Alors que nos musiques (dont l’électro et la pop en genres phares) vivent encore un pied dans les années 1980, elles ont pour beaucoup jeté aux oubliettes de la honte la décennie suivante, l‘eurodance en tête. Rien ne subsiste d’elle, si ce n’est quelques productions un peu marginales (mais, qui peuvent, par un concours de circonstances et de mauvais goût, devenir un tube estival oublié dès l’automne) de labels comme Kontor Records, ou dans des pays avec un léger temps de retard, de l’ex-bloc soviétique, notamment la Russie et la Roumanie.
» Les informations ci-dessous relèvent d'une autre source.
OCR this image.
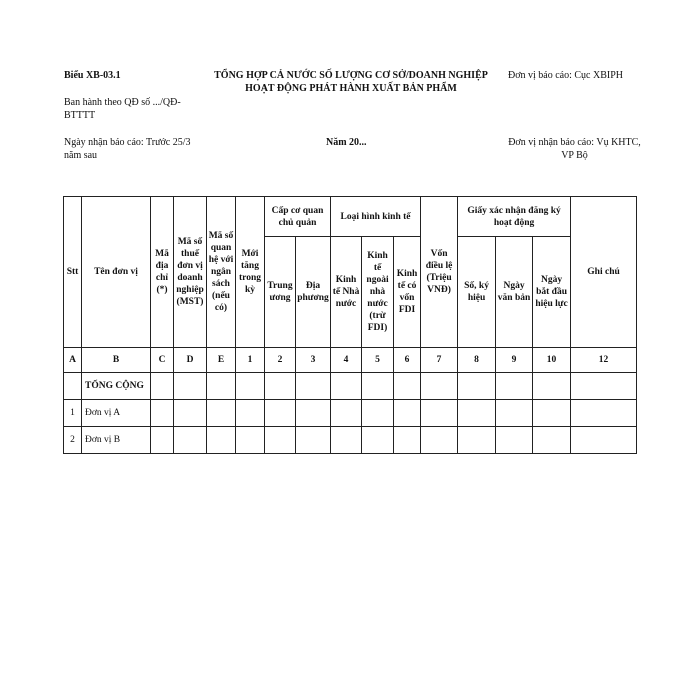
Biểu XB-03.1	TỔNG HỢP CẢ NƯỚC SỐ LƯỢNG CƠ SỞ/DOANH NGHIỆP
HOẠT ĐỘNG PHÁT HÀNH XUẤT BẢN PHẨM
Đơn vị báo cáo: Cục XBIPH
Ban hành theo QĐ số .../QĐ-BTTTT
Ngày nhận báo cáo: Trước 25/3 năm sau
Năm 20...	Đơn vị nhận báo cáo: Vụ KHTC, VP Bộ
Stt	Tên đơn vị	Mã địa chỉ (*)	Mã số thuế đơn vị doanh nghiệp (MST)	Mã số quan hệ với ngân sách (nếu có)	Mới tăng trong kỳ	Cấp cơ quan chủ quản		Loại hình kinh tế			Vốn điều lệ (Triệu VNĐ)	Giấy xác nhận đăng ký hoạt động			Ghi chú
						Trung ương	Địa phương	Kinh tế Nhà nước	Kinh tế ngoài nhà nước (trừ FDI)	Kinh tế có vốn FDI		Số, ký hiệu	Ngày văn bản	Ngày bắt đầu hiệu lực	
A	B	C	D	E	1	2	3	4	5	6	7	8	9	10	12
	TỔNG CỘNG														
1	Đơn vị A														
2	Đơn vị B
De « mauvais goût », oui, car ces quelques ersatz hors champs n’ont plus la saveur festive de la période eurodance, dont on peut estimer la naissance à 1988 et le décès à 2004. Oui, et nous serons d’accord avec Aurélien Bellanger sur ce point : la musique la plus excessivement joyeuse est aussi une des plus terriblement tristes.
Est-ce pour autant qu’il faut arrêter de danser et d’en rire? Assurément que non. Apprenons de vos erreurs! Bourlinguez comme dans ces communautés où l’on célèbre la mort d’un proche en faisant la chenille autour de son cercueil! Est-ce parce que vous savez que le Père Noël n’existe plus que vous arrêtez de le fêtez? Non! Bon, on ne va pas vous persuader de croire en des foutaises comme « vous pouvez aller n’importe où dans l’U.E. comme une marchandise… » à une époque où le passeport sanitaire sera de mise pour aller d’un pays européen à l’autre, si ce n’est d’une magasin à l’autre. Cela vaudrait encore à certains crédules de se rater dans un vote, mais… bon sang ! Que l’on n’aime ou non l’eurodance, que l’on soit un europhile zélé ou un frexiteur converti, l’écouter est résolument fascinant. Et nécessaire.
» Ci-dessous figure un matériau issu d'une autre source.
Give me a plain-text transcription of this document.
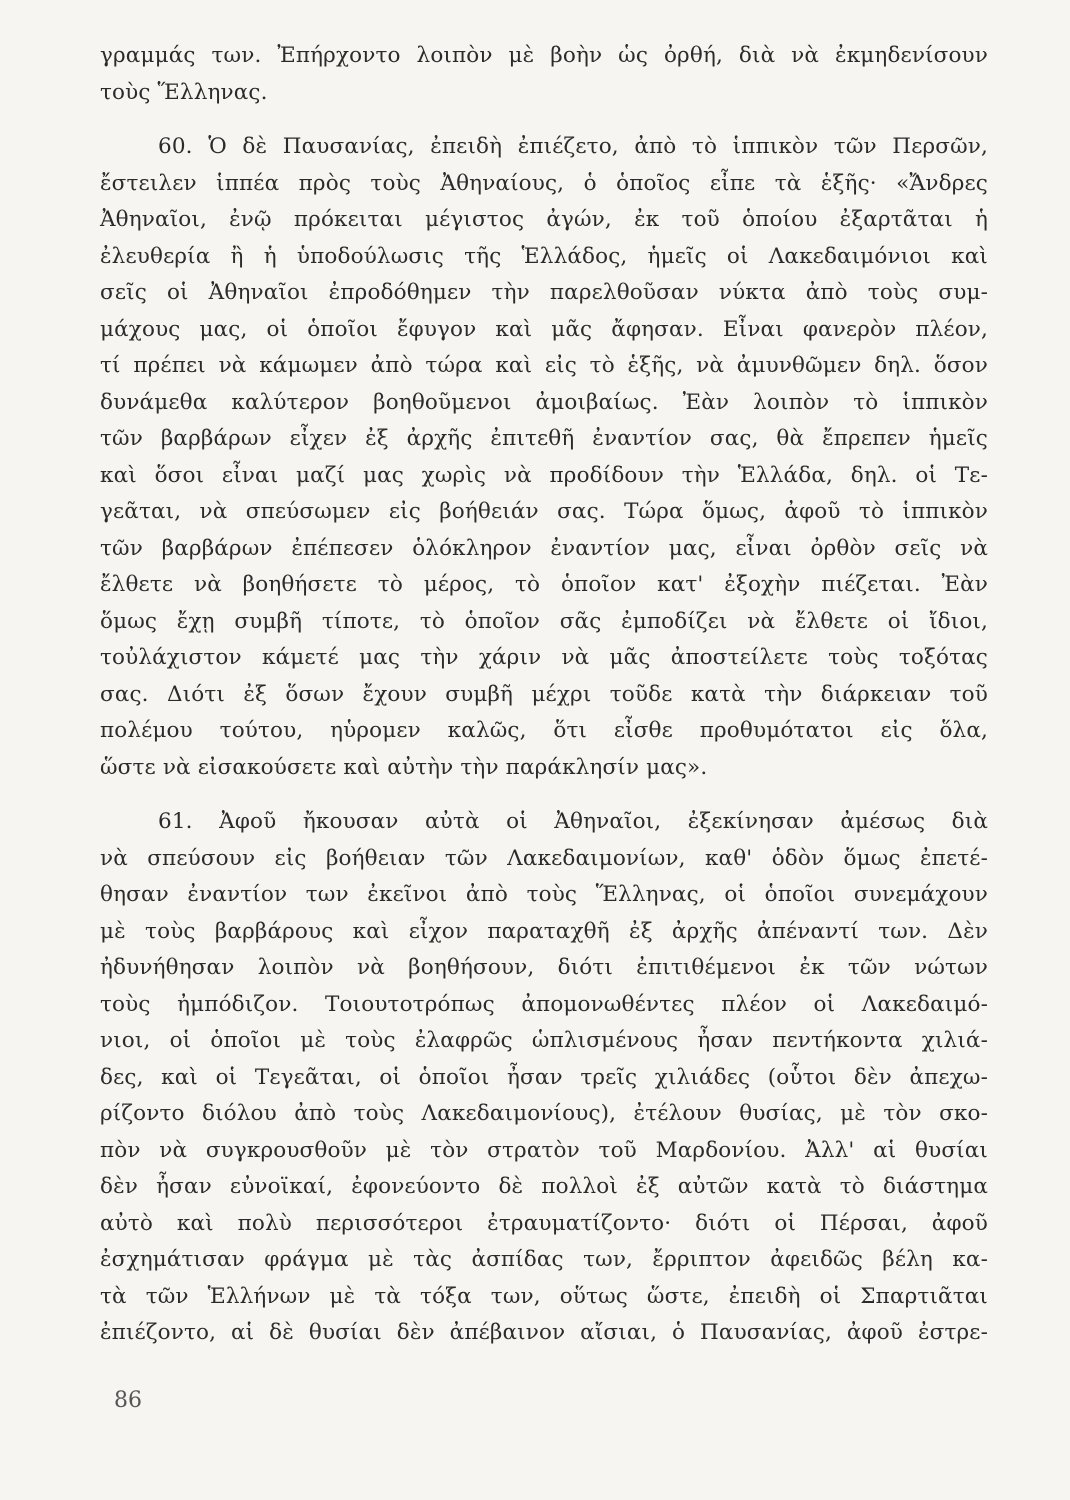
γραμμάς των. Ἐπήρχοντο λοιπὸν μὲ βοὴν ὡς ὀρθή, διὰ νὰ ἐκμηδενίσουν
τοὺς Ἕλληνας.
60. Ὁ δὲ Παυσανίας, ἐπειδὴ ἐπιέζετο, ἀπὸ τὸ ἱππικὸν τῶν Περσῶν,
ἔστειλεν ἱππέα πρὸς τοὺς Ἀθηναίους, ὁ ὁποῖος εἶπε τὰ ἑξῆς· «Ἄνδρες
Ἀθηναῖοι, ἐνῷ πρόκειται μέγιστος ἀγών, ἐκ τοῦ ὁποίου ἐξαρτᾶται ἡ
ἐλευθερία ἢ ἡ ὑποδούλωσις τῆς Ἑλλάδος, ἡμεῖς οἱ Λακεδαιμόνιοι καὶ
σεῖς οἱ Ἀθηναῖοι ἐπροδόθημεν τὴν παρελθοῦσαν νύκτα ἀπὸ τοὺς συμ-
μάχους μας, οἱ ὁποῖοι ἔφυγον καὶ μᾶς ἄφησαν. Εἶναι φανερὸν πλέον,
τί πρέπει νὰ κάμωμεν ἀπὸ τώρα καὶ εἰς τὸ ἑξῆς, νὰ ἀμυνθῶμεν δηλ. ὅσον
δυνάμεθα καλύτερον βοηθοῦμενοι ἀμοιβαίως. Ἐὰν λοιπὸν τὸ ἱππικὸν
τῶν βαρβάρων εἶχεν ἐξ ἀρχῆς ἐπιτεθῆ ἐναντίον σας, θὰ ἔπρεπεν ἡμεῖς
καὶ ὅσοι εἶναι μαζί μας χωρὶς νὰ προδίδουν τὴν Ἑλλάδα, δηλ. οἱ Τε-
γεᾶται, νὰ σπεύσωμεν εἰς βοήθειάν σας. Τώρα ὅμως, ἀφοῦ τὸ ἱππικὸν
τῶν βαρβάρων ἐπέπεσεν ὁλόκληρον ἐναντίον μας, εἶναι ὀρθὸν σεῖς νὰ
ἔλθετε νὰ βοηθήσετε τὸ μέρος, τὸ ὁποῖον κατ' ἐξοχὴν πιέζεται. Ἐὰν
ὅμως ἔχῃ συμβῆ τίποτε, τὸ ὁποῖον σᾶς ἐμποδίζει νὰ ἔλθετε οἱ ἴδιοι,
τοὐλάχιστον κάμετέ μας τὴν χάριν νὰ μᾶς ἀποστείλετε τοὺς τοξότας
σας. Διότι ἐξ ὅσων ἔχουν συμβῆ μέχρι τοῦδε κατὰ τὴν διάρκειαν τοῦ
πολέμου τούτου, ηὑρομεν καλῶς, ὅτι εἶσθε προθυμότατοι εἰς ὅλα,
ὥστε νὰ εἰσακούσετε καὶ αὐτὴν τὴν παράκλησίν μας».
61. Ἀφοῦ ἤκουσαν αὐτὰ οἱ Ἀθηναῖοι, ἐξεκίνησαν ἀμέσως διὰ
νὰ σπεύσουν εἰς βοήθειαν τῶν Λακεδαιμονίων, καθ' ὁδὸν ὅμως ἐπετέ-
θησαν ἐναντίον των ἐκεῖνοι ἀπὸ τοὺς Ἕλληνας, οἱ ὁποῖοι συνεμάχουν
μὲ τοὺς βαρβάρους καὶ εἶχον παραταχθῆ ἐξ ἀρχῆς ἀπέναντί των. Δὲν
ἠδυνήθησαν λοιπὸν νὰ βοηθήσουν, διότι ἐπιτιθέμενοι ἐκ τῶν νώτων
τοὺς ἠμπόδιζον. Τοιουτοτρόπως ἀπομονωθέντες πλέον οἱ Λακεδαιμό-
νιοι, οἱ ὁποῖοι μὲ τοὺς ἐλαφρῶς ὡπλισμένους ἦσαν πεντήκοντα χιλιά-
δες, καὶ οἱ Τεγεᾶται, οἱ ὁποῖοι ἦσαν τρεῖς χιλιάδες (οὗτοι δὲν ἀπεχω-
ρίζοντο διόλου ἀπὸ τοὺς Λακεδαιμονίους), ἐτέλουν θυσίας, μὲ τὸν σκο-
πὸν νὰ συγκρουσθοῦν μὲ τὸν στρατὸν τοῦ Μαρδονίου. Ἀλλ' αἱ θυσίαι
δὲν ἦσαν εὐνοϊκαί, ἐφονεύοντο δὲ πολλοὶ ἐξ αὐτῶν κατὰ τὸ διάστημα
αὐτὸ καὶ πολὺ περισσότεροι ἐτραυματίζοντο· διότι οἱ Πέρσαι, ἀφοῦ
ἐσχημάτισαν φράγμα μὲ τὰς ἀσπίδας των, ἔρριπτον ἀφειδῶς βέλη κα-
τὰ τῶν Ἑλλήνων μὲ τὰ τόξα των, οὕτως ὥστε, ἐπειδὴ οἱ Σπαρτιᾶται
ἐπιέζοντο, αἱ δὲ θυσίαι δὲν ἀπέβαινον αἴσιαι, ὁ Παυσανίας, ἀφοῦ ἐστρε-
86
Communions alors par l’esprit avec cette musique, un peu comme on regarde tendrement des vieilles photos de nous plus jeunes. Il y a tant à apprendre de l’eurodance. Cet épisode final s’oriente davantage sur son versant sombre, à quelques exceptions près, sur des sujets comme l’amour, les solitudes urbaines et l’aménagement du territoire. Et, paradoxalement, ce sont les musiques les plus lucides sur l’époque, les plus torturées. Beaucoup moins grand public, elles sont plus orientées club, un peu comme si l’aboutissement du monde se trouvait au fin fond des discothèques.
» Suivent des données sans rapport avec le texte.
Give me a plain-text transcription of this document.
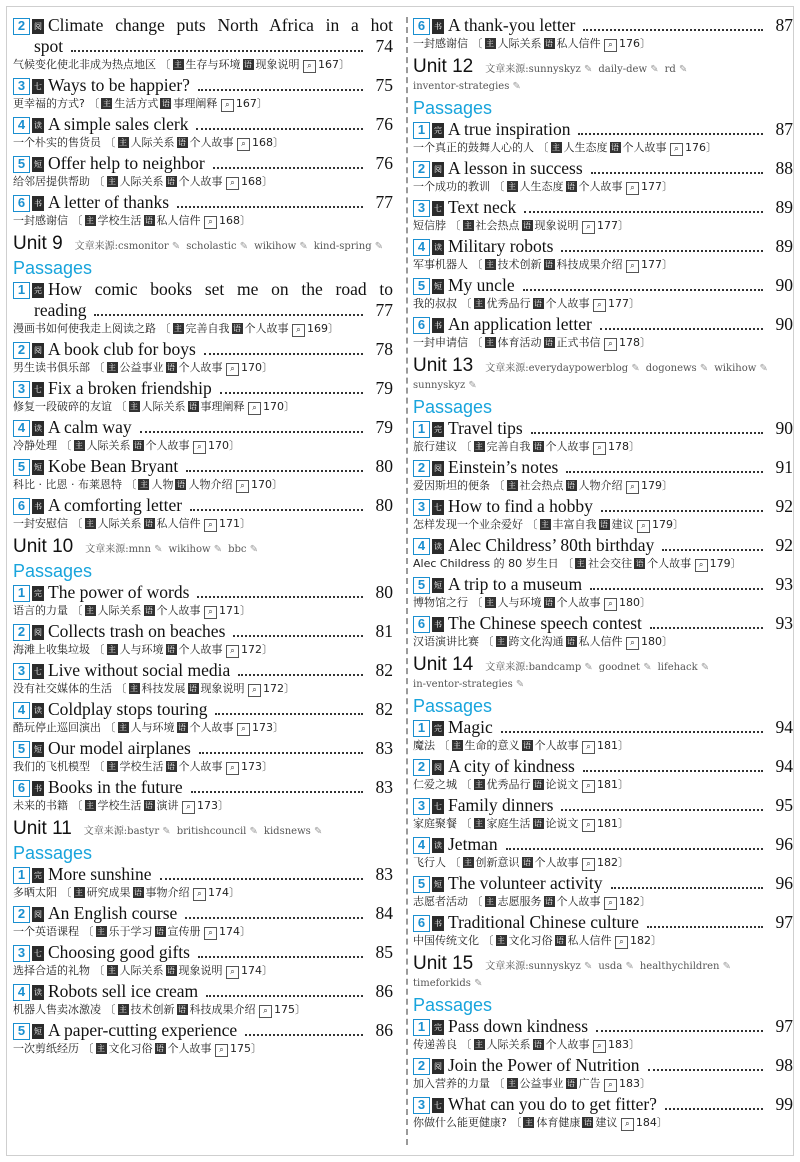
2	阅 Climate change puts North Africa in a hot
spot	74
气候变化使北非成为热点地区 〔 主 生存与环境 语 现象说明 ⌕ 167〕
3	七 Ways to be happier?	75
更幸福的方式? 〔 主 生活方式 语 事理阐释 ⌕ 167〕
4	读 A simple sales clerk	76
一个朴实的售货员 〔 主 人际关系 语 个人故事 ⌕ 168〕
5	短 Offer help to neighbor	76
给邻居提供帮助 〔 主 人际关系 语 个人故事 ⌕ 168〕
6	书 A letter of thanks	77
一封感谢信 〔 主 学校生活 语 私人信件 ⌕ 168〕
Unit 9 文章来源: csmonitor ✎	scholastic ✎	wikihow ✎	kind-spring ✎
Passages
1	完 How comic books set me on the road to
reading	77
漫画书如何使我走上阅读之路 〔 主 完善自我 语 个人故事 ⌕ 169〕
2	阅 A book club for boys	78
男生读书俱乐部 〔 主 公益事业 语 个人故事 ⌕ 170〕
3	七 Fix a broken friendship	79
修复一段破碎的友谊 〔 主 人际关系 语 事理阐释 ⌕ 170〕
4	读 A calm way	79
冷静处理 〔 主 人际关系 语 个人故事 ⌕ 170〕
5	短 Kobe Bean Bryant	80
科比 · 比恩 · 布莱恩特 〔 主 人物 语 人物介绍 ⌕ 170〕
6	书 A comforting letter	80
一封安慰信 〔 主 人际关系 语 私人信件 ⌕ 171〕
Unit 10 文章来源: mnn ✎	wikihow ✎	bbc ✎
Passages
1	完 The power of words	80
语言的力量 〔 主 人际关系 语 个人故事 ⌕ 171〕
2	阅 Collects trash on beaches	81
海滩上收集垃圾 〔 主 人与环境 语 个人故事 ⌕ 172〕
3	七 Live without social media	82
没有社交媒体的生活 〔 主 科技发展 语 现象说明 ⌕ 172〕
4	读 Coldplay stops touring	82
酷玩停止巡回演出 〔 主 人与环境 语 个人故事 ⌕ 173〕
5	短 Our model airplanes	83
我们的飞机模型 〔 主 学校生活 语 个人故事 ⌕ 173〕
6	书 Books in the future	83
未来的书籍 〔 主 学校生活 语 演讲 ⌕ 173〕
Unit 11 文章来源: bastyr ✎	britishcouncil ✎	kidsnews ✎
Passages
1	完 More sunshine	83
多晒太阳 〔 主 研究成果 语 事物介绍 ⌕ 174〕
2	阅 An English course	84
一个英语课程 〔 主 乐于学习 语 宣传册 ⌕ 174〕
3	七 Choosing good gifts	85
选择合适的礼物 〔 主 人际关系 语 现象说明 ⌕ 174〕
4	读 Robots sell ice cream	86
机器人售卖冰激凌 〔 主 技术创新 语 科技成果介绍 ⌕ 175〕
5	短 A paper-cutting experience	86
一次剪纸经历 〔 主 文化习俗 语 个人故事 ⌕ 175〕
6	书 A thank-you letter	87
一封感谢信 〔 主 人际关系 语 私人信件 ⌕ 176〕
Unit 12 文章来源: sunnyskyz ✎	daily-dew ✎	rd ✎
inventor-strategies ✎
Passages
1	完 A true inspiration	87
一个真正的鼓舞人心的人 〔 主 人生态度 语 个人故事 ⌕ 176〕
2	阅 A lesson in success	88
一个成功的教训 〔 主 人生态度 语 个人故事 ⌕ 177〕
3	七 Text neck	89
短信脖 〔 主 社会热点 语 现象说明 ⌕ 177〕
4	读 Military robots	89
军事机器人 〔 主 技术创新 语 科技成果介绍 ⌕ 177〕
5	短 My uncle	90
我的叔叔 〔 主 优秀品行 语 个人故事 ⌕ 177〕
6	书 An application letter	90
一封申请信 〔 主 体育活动 语 正式书信 ⌕ 178〕
Unit 13 文章来源: everydaypowerblog ✎	dogonews ✎	wikihow ✎
sunnyskyz ✎
Passages
1	完 Travel tips	90
旅行建议 〔 主 完善自我 语 个人故事 ⌕ 178〕
2	阅 Einstein’s notes	91
爱因斯坦的便条 〔 主 社会热点 语 人物介绍 ⌕ 179〕
3	七 How to find a hobby	92
怎样发现一个业余爱好 〔 主 丰富自我 语 建议 ⌕ 179〕
4	读 Alec Childress’ 80th birthday	92
Alec Childress 的 80 岁生日 〔 主 社会交往 语 个人故事 ⌕ 179〕
5	短 A trip to a museum	93
博物馆之行 〔 主 人与环境 语 个人故事 ⌕ 180〕
6	书 The Chinese speech contest	93
汉语演讲比赛 〔 主 跨文化沟通 语 私人信件 ⌕ 180〕
Unit 14 文章来源: bandcamp ✎	goodnet ✎	lifehack ✎
in-ventor-strategies ✎
Passages
1	完 Magic	94
魔法 〔 主 生命的意义 语 个人故事 ⌕ 181〕
2	阅 A city of kindness	94
仁爱之城 〔 主 优秀品行 语 论说文 ⌕ 181〕
3	七 Family dinners	95
家庭聚餐 〔 主 家庭生活 语 论说文 ⌕ 181〕
4	读 Jetman	96
飞行人 〔 主 创新意识 语 个人故事 ⌕ 182〕
5	短 The volunteer activity	96
志愿者活动 〔 主 志愿服务 语 个人故事 ⌕ 182〕
6	书 Traditional Chinese culture	97
中国传统文化 〔 主 文化习俗 语 私人信件 ⌕ 182〕
Unit 15 文章来源: sunnyskyz ✎	usda ✎	healthychildren ✎
timeforkids ✎
Passages
1	完 Pass down kindness	97
传递善良 〔 主 人际关系 语 个人故事 ⌕ 183〕
2	阅 Join the Power of Nutrition	98
加入营养的力量 〔 主 公益事业 语 广告 ⌕ 183〕
3	七 What can you do to get fitter?	99
你做什么能更健康? 〔 主 体育健康 语 建议 ⌕ 184〕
00. Cher – Believe (1998) : la plus transgenre
En 1998, l’Amanda Lear de la country sortait Believe. C’est LE morceau qui démocratisa l’autotune. Vous savez, cet outil informatique permettant de fusionner une voix avec la tonalité d’une musique, ensuite récupéré par de multiples rappeurs comme T-Pain et Florida et, évidemment, l’électro. C’est à travers ce titre que tout commença. Le succès fut tel que, lorsque les Daft Punk composèrent One More Time, on ne pût s’empêcher de les moquer par la comparaison. À vrai dire, sans Believe, il est très plausible que One More Timen’ait pas existé. Et moult autres titres. À l’époque, Cher devint alors la senior la plus âgée à électriser les dancefloors. Le titre a une carnation étonnamment futuriste et entraînante. Les habits flashy sont de mise, les perruques fluorescentes arrivent. Believe est une anomalie dans le parcours de Cher, due à un coup de génie que deux de ses plus fidèles producteurs, ne venant même pas de l’underground, quand ces derniers eurent l’idée de trafiquer la voix de leur muse. Ainsi, les hommes créèrent la femme-machine.
01. Haddaway – What is Love (1993) : la plus « loveur »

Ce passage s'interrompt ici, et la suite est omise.